Como el alfarero de La Caverna, José Saramago daba forma a las palabras como si fueran barro, convirtiendo una masa densa y deforme en un prodigio de orden y sentido. Una cocción perfecta daba a sus creaciones, el brillo y la dureza justa para que no se agrietaran y soportaran el paso del tiempo como si estuvieran hechas de un material eterno.

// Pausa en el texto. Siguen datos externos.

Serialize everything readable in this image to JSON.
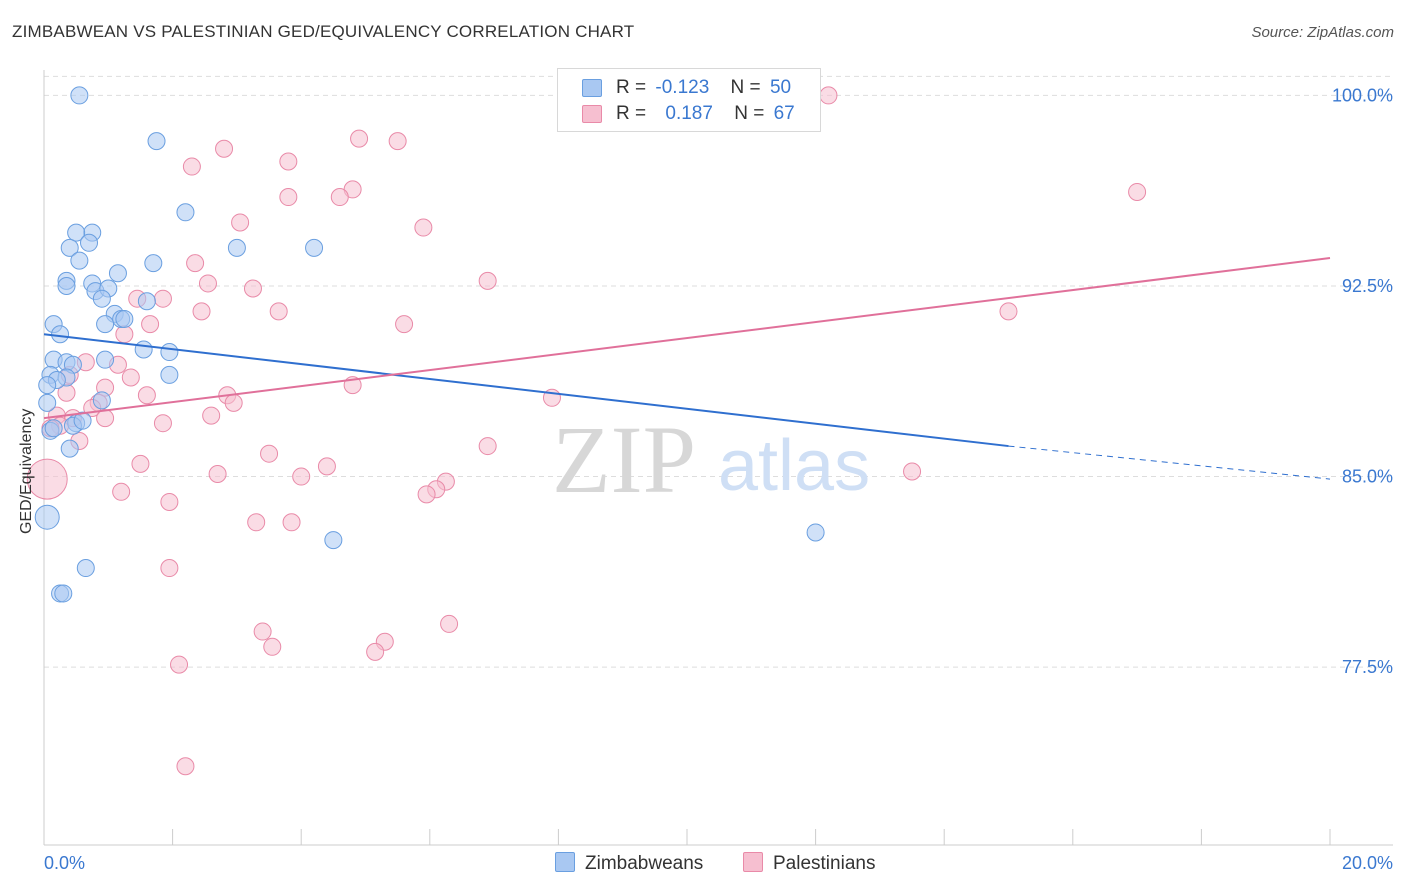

Solo a alguien tan lúcido se le podía ocurrir que la ceguera, bien puede ser blanca en vez de negra. La oscuridad solo es la ausencia de luz debió pensar, por tanto, la ceguera puede ser provocada tanto por la ausencia total de luz como por lo contrario. Así era don José, alguien a quién le gustaban las paradojas y los sinsentidos. Un maestro con su propio evangelio, imposible de duplicar. Ojalá la muerte, de la que tanto escribió, no se lo hubiera llevado, pero, aunque durante algún tiempo, en el mundo de Saramago, su trabajo fuera intermitente, al final, la parca volvió a hacer lo que debía hacer y a él también se lo llevó, como a todos los demás, por mucho que nos duela. Algunas personas no deberían morir nunca, otras ni siquiera deberían nacer. De las primeras queda el recuerdo en los que compartieron su vida con ellos, para el resto, queda su legado. De las segundas no merece la pena acordarse. De don José nos quedan sus libros, repletos de reflexiones tan agudas como inagotables.
Muy atinado escrito, en honor al gran escritor José Saramago. ¡Bravo!